Account for Currents / Airflow
Additionally, installers should take into account the airflow in the monitored space. Room ventilation can alter the airflow pattern and affect how efficiently the gas is monitored. In other words, installers should consider how escaping gas may behave due to air currents. (If appropriate, an installer may choose to mount gas detectors in ventilation ducts.) A smoke test may be conducted to ensure optimal placement.
High airflow may dilute the target gas. Because of this, placing sensors closer to a potential leak source may improve leak detection in spaces with high airflow.
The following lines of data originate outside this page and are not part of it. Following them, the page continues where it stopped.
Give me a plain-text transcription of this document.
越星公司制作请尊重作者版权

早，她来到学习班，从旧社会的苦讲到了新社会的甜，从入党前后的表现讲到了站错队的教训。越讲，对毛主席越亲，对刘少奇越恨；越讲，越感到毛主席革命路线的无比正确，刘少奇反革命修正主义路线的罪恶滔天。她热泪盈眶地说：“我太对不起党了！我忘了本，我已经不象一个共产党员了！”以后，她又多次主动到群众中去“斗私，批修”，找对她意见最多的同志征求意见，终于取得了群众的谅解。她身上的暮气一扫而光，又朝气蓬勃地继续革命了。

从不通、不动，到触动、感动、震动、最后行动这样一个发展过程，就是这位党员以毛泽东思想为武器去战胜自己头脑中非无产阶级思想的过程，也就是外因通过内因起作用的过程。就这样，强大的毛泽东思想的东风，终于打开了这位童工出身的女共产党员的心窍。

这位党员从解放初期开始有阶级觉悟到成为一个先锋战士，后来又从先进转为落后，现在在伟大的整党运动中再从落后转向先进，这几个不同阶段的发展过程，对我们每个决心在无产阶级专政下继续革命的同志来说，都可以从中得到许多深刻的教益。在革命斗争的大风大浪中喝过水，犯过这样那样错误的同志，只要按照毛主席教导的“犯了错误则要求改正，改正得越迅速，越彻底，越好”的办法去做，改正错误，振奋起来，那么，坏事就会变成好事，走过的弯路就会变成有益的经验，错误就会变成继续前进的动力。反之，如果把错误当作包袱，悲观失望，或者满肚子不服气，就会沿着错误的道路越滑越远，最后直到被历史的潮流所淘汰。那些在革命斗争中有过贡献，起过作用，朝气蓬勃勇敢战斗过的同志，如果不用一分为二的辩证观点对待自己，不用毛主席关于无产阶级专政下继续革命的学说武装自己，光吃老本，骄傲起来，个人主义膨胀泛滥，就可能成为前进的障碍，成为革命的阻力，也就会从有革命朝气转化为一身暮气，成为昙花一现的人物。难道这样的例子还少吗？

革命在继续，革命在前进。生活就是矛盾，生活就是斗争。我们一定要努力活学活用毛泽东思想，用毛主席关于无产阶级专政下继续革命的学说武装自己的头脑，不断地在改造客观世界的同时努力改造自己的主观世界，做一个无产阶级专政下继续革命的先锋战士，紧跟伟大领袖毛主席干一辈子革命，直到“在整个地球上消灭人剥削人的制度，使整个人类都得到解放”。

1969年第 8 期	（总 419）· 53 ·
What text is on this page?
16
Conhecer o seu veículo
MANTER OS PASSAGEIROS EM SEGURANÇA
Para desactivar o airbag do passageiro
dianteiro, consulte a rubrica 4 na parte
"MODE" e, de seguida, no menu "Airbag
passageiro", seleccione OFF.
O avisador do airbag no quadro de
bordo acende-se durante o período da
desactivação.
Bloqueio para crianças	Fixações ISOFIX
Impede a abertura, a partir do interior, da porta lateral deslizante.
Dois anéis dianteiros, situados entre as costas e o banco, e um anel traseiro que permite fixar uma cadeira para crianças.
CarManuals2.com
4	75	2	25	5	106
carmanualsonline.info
Never locate a refrigerant detector where airflow may become obstructed. This commonly occurs in walk-in freezers where personnel may (inadvertently) push boxes against the instrument. Obstructed airflow to the sensor will result in ineffective leak detection.
Specifics of the Application
Installers may chose between perimeter detection and point detection when positioning gas sensors in a monitored space.
Point detection involves mounting the gas detectors at specific points where refrigerant leaks may occur. For example, installers may choose to position gas detectors close to compressors, expansion valves, mechanical joints or along cable duct trenches. As a result, leak detectors are located where they can expect to encounter the highest concentration of the target gas.
Perimeter detection involves placing gas detection units all around the perimeter of the monitored area. This may be a better option where it is difficult to locate sensors near the leak source. The drawback of perimeter detection is that the target gas may become diluted before it reaches the gas detector.
Accessibility to Personnel
Gas detectors require regular maintenance to ensure functionality. Where possible, they should be installed in an area that is easily accessible for functional testing and servicing.
Instruments featuring a remote sensor(s) allow installers to monitor for refrigerant leaks in inaccessible locations without forfeiting convenient access for electrical / communications wiring.
Physical Characteristics of the Target Gas
One also needs to consider the heaviness or lightness (specific gravity) of the target gas. Place sensors used to detect gases heavier than air – such as butane, propane, LPG or ozone – close to ground level. Gas detectors meant to detect the presence of gases that are lighter than air – such as hydrogen, methane, and ammonia – should have monitors located closer to the ceiling. Equal density gases should have monitors mounted at head height (usually 4 – 6 feet from the ground).
Effective Gas Detection is Critical to Safety
The health and safety of your personnel, the general public and the surrounding environment is largely dependent on the safe usage, storage and disposal of hazardous substances and materials. To ensure this safety, gases that are the by-product of building operations or processes (such as HVAC systems and industrial manufacturing, storage and cleaning processes) need to be monitored at all times.